Categories
Software Web Development

MySQL bustage

So my dev instance of MySQL crashed with some InnoDB corruption (as in service won’t even start). Still no idea exactly what caused it, but I don’t really care. The only database using InnoDB wasn’t anything I actually used, just junk that should have been cleaned up anyway. The downside is that I couldn’t even get MySQL running. So here was my repair technique once I realized there wasn’t an ‘easy button’:

First always have a backup of your data. Just in case you screw up your repair attempt.

I deleted the directory containing the tables for the database I knew to be fubar‘d. And restarted MySQL not as a service but as a app using:

mysqld-nt.exe --verbose

Yes! It’s alive. Kinda. Still giving some errors, due to it’s inability to find tables (due to me deleting the corrupt database), and other related garbage. I don’t really care, I just want to fix the ones I do care about.
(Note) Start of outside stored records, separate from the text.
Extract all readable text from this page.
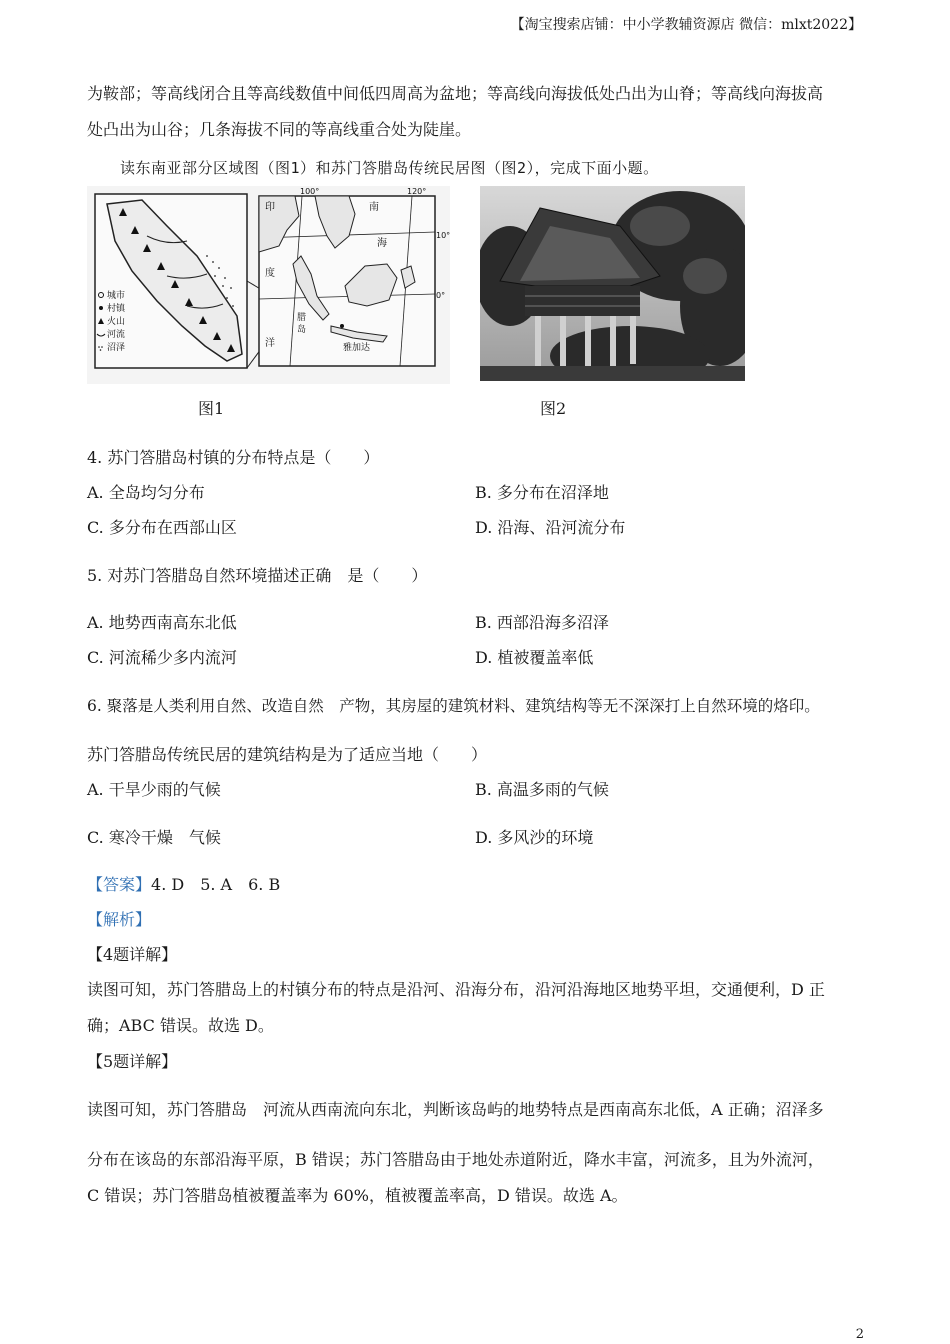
【淘宝搜索店铺：中小学教辅资源店 微信：mlxt2022】
为鞍部；等高线闭合且等高线数值中间低四周高为盆地；等高线向海拔低处凸出为山脊；等高线向海拔高
处凸出为山谷；几条海拔不同的等高线重合处为陡崖。
读东南亚部分区域图（图1）和苏门答腊岛传统民居图（图2），完成下面小题。
城市
村镇
火山
河流
沼泽
100°	120°
10°
0°
印
度
洋
南
海
腊
岛
雅加达
图1	图2
4. 苏门答腊岛村镇的分布特点是（　　）
A. 全岛均匀分布	B. 多分布在沼泽地
C. 多分布在西部山区	D. 沿海、沿河流分布
5. 对苏门答腊岛自然环境描述正确　是（　　）
A. 地势西南高东北低	B. 西部沿海多沼泽
C. 河流稀少多内流河	D. 植被覆盖率低
6. 聚落是人类利用自然、改造自然　产物，其房屋的建筑材料、建筑结构等无不深深打上自然环境的烙印。
苏门答腊岛传统民居的建筑结构是为了适应当地（　　）
A. 干旱少雨的气候	B. 高温多雨的气候
C. 寒冷干燥　气候	D. 多风沙的环境
【答案】4. D　5. A　6. B
【解析】
【4题详解】
读图可知，苏门答腊岛上的村镇分布的特点是沿河、沿海分布，沿河沿海地区地势平坦，交通便利，D 正
确；ABC 错误。故选 D。
【5题详解】
读图可知，苏门答腊岛　河流从西南流向东北，判断该岛屿的地势特点是西南高东北低，A 正确；沼泽多
分布在该岛的东部沿海平原，B 错误；苏门答腊岛由于地处赤道附近，降水丰富，河流多，且为外流河，
C 错误；苏门答腊岛植被覆盖率为 60%，植被覆盖率高，D 错误。故选 A。
2
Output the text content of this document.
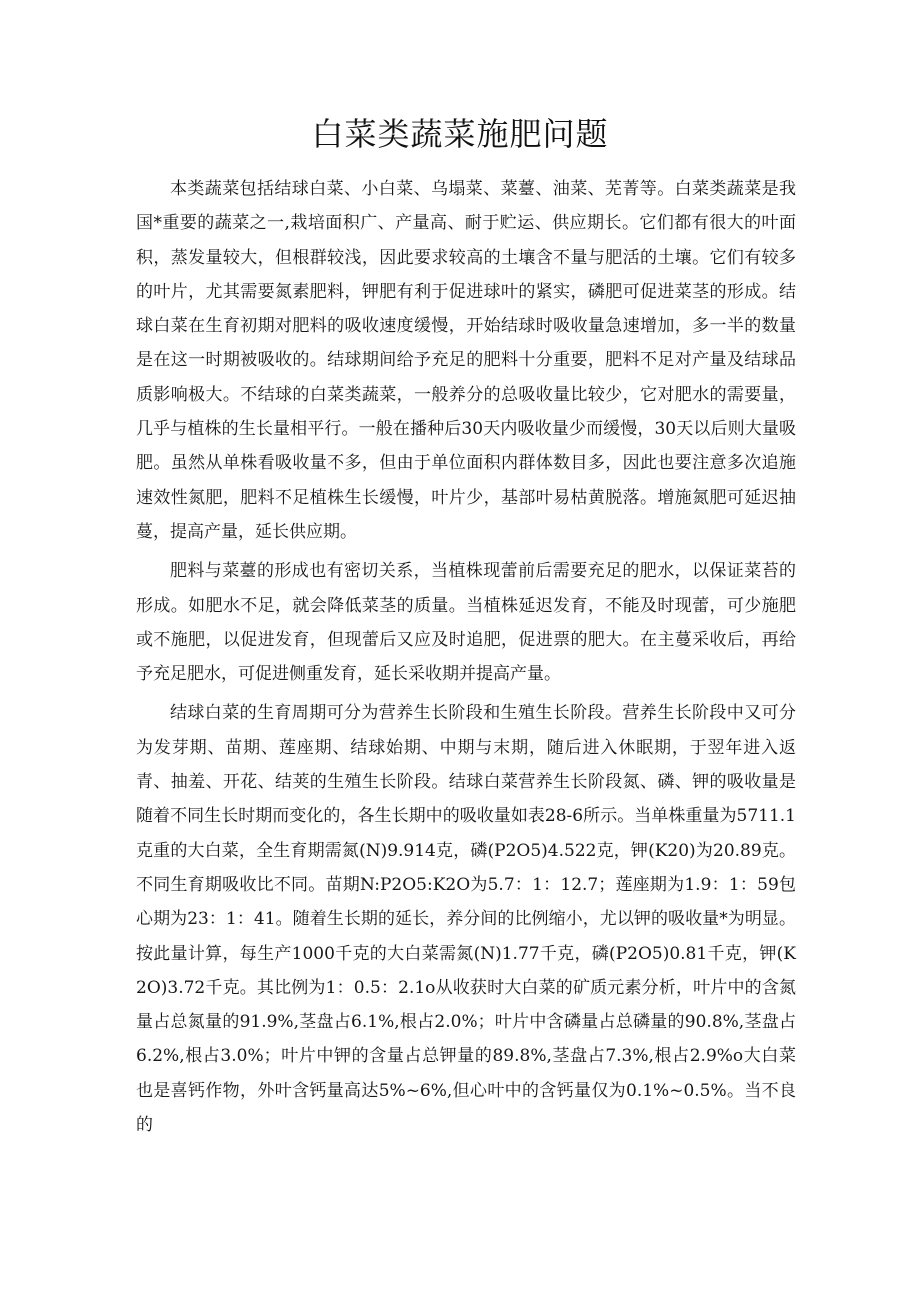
白菜类蔬菜施肥问题

本类蔬菜包括结球白菜、小白菜、乌塌菜、菜薹、油菜、芜菁等。白菜类蔬菜是我国*重要的蔬菜之一,栽培面积广、产量高、耐于贮运、供应期长。它们都有很大的叶面积，蒸发量较大，但根群较浅，因此要求较高的土壤含不量与肥活的土壤。它们有较多的叶片，尤其需要氮素肥料，钾肥有利于促进球叶的紧实，磷肥可促进菜茎的形成。结球白菜在生育初期对肥料的吸收速度缓慢，开始结球时吸收量急速增加，多一半的数量是在这一时期被吸收的。结球期间给予充足的肥料十分重要，肥料不足对产量及结球品质影响极大。不结球的白菜类蔬菜，一般养分的总吸收量比较少，它对肥水的需要量，几乎与植株的生长量相平行。一般在播种后30天内吸收量少而缓慢，30天以后则大量吸肥。虽然从单株看吸收量不多，但由于单位面积内群体数目多，因此也要注意多次追施速效性氮肥，肥料不足植株生长缓慢，叶片少，基部叶易枯黄脱落。增施氮肥可延迟抽蔓，提高产量，延长供应期。

肥料与菜薹的形成也有密切关系，当植株现蕾前后需要充足的肥水，以保证菜苔的形成。如肥水不足，就会降低菜茎的质量。当植株延迟发育，不能及时现蕾，可少施肥或不施肥，以促进发育，但现蕾后又应及时追肥，促进票的肥大。在主蔓采收后，再给予充足肥水，可促进侧重发育，延长采收期并提高产量。

结球白菜的生育周期可分为营养生长阶段和生殖生长阶段。营养生长阶段中又可分为发芽期、苗期、莲座期、结球始期、中期与末期，随后进入休眠期，于翌年进入返青、抽羞、开花、结荚的生殖生长阶段。结球白菜营养生长阶段氮、磷、钾的吸收量是随着不同生长时期而变化的，各生长期中的吸收量如表28-6所示。当单株重量为5711.1克重的大白菜，全生育期需氮(N)9.914克，磷(P2O5)4.522克，钾(K20)为20.89克。不同生育期吸收比不同。苗期N:P2O5:K2O为5.7：1：12.7；莲座期为1.9：1：59包心期为23：1：41。随着生长期的延长，养分间的比例缩小，尤以钾的吸收量*为明显。按此量计算，每生产1000千克的大白菜需氮(N)1.77千克，磷(P2O5)0.81千克，钾(K2O)3.72千克。其比例为1：0.5：2.1o从收获时大白菜的矿质元素分析，叶片中的含氮量占总氮量的91.9%,茎盘占6.1%,根占2.0%；叶片中含磷量占总磷量的90.8%,茎盘占6.2%,根占3.0%；叶片中钾的含量占总钾量的89.8%,茎盘占7.3%,根占2.9%o大白菜也是喜钙作物，外叶含钙量高达5%~6%,但心叶中的含钙量仅为0.1%~0.5%。当不良的
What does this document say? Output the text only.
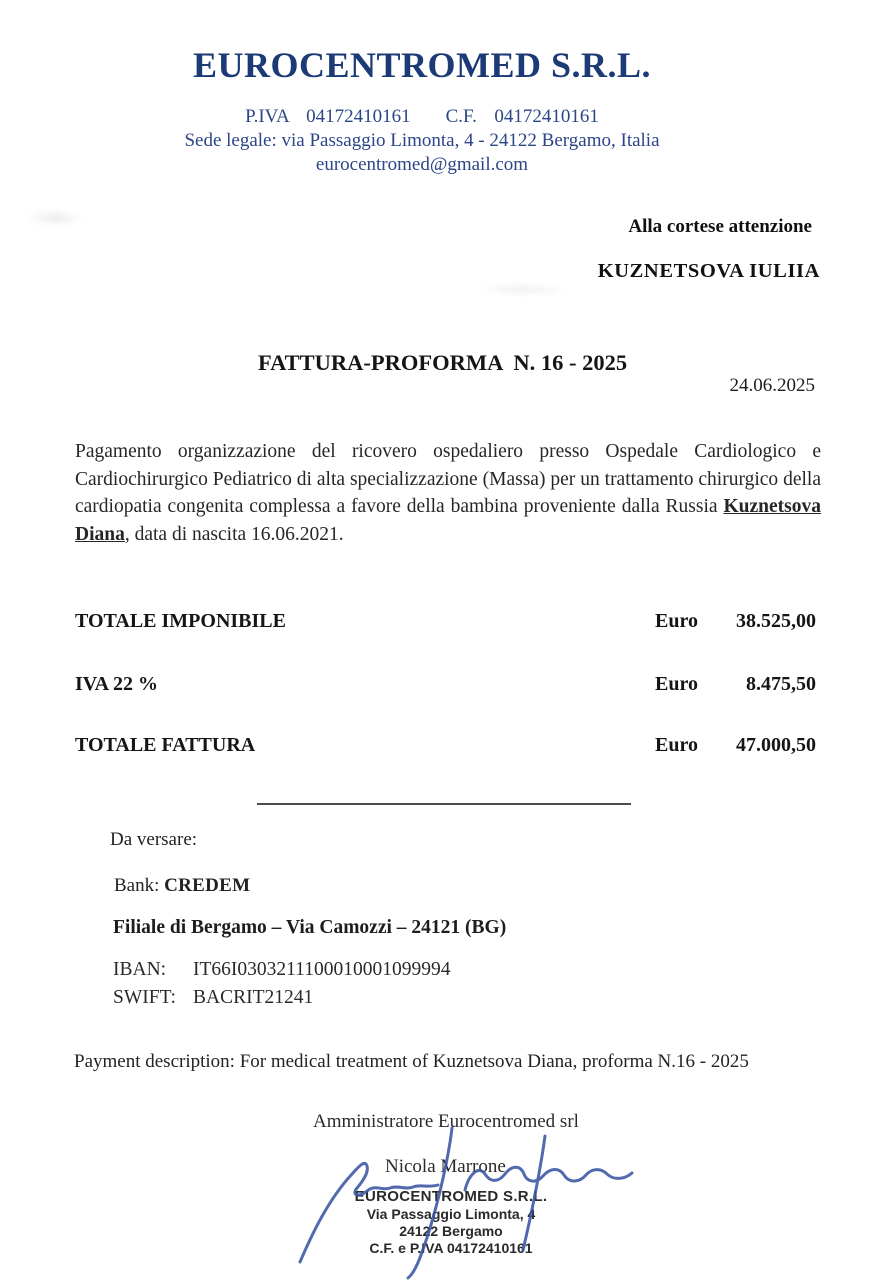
EUROCENTROMED S.R.L.
P.IVA  04172410161    C.F.  04172410161
Sede legale: via Passaggio Limonta, 4 - 24122 Bergamo, Italia
eurocentromed@gmail.com
Alla cortese attenzione
KUZNETSOVA IULIIA
FATTURA-PROFORMA  N. 16 - 2025
24.06.2025
Pagamento organizzazione del ricovero ospedaliero presso Ospedale Cardiologico e Cardiochirurgico Pediatrico di alta specializzazione (Massa) per un trattamento chirurgico della cardiopatia congenita complessa a favore della bambina proveniente dalla Russia Kuznetsova Diana, data di nascita 16.06.2021.
TOTALE IMPONIBILE	Euro 38.525,00
IVA 22 %	Euro 8.475,50
TOTALE FATTURA	Euro 47.000,50
Da versare:
Bank: CREDEM
Filiale di Bergamo – Via Camozzi – 24121 (BG)
IBAN: IT66I0303211100010001099994
SWIFT: BACRIT21241
Payment description: For medical treatment of Kuznetsova Diana, proforma N.16 - 2025
Amministratore Eurocentromed srl
Nicola Marrone
EUROCENTROMED S.R.L.
Via Passaggio Limonta, 4
24122 Bergamo
C.F. e P.IVA 04172410161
So next I make a dump of the entire server:

mysqldump --all-databases -u root -p > database.sql

Enter root password at the prompt. Sit back, relax, and hope things go well. It’s slow.

Now I decided to completely uninstall MySQL (and delete the data directory) and reinstall the latest version. Why not get the latest patched version? Lean, mean and up to date.

Now to get my data back

mysql --u root -p < database.sql

Again enter root password, sit back and relax. A few minutes later the process is done. Restart MySQL and all looks good.

This isn’t the only way around things, and may not even be the best, but it’s worked for me.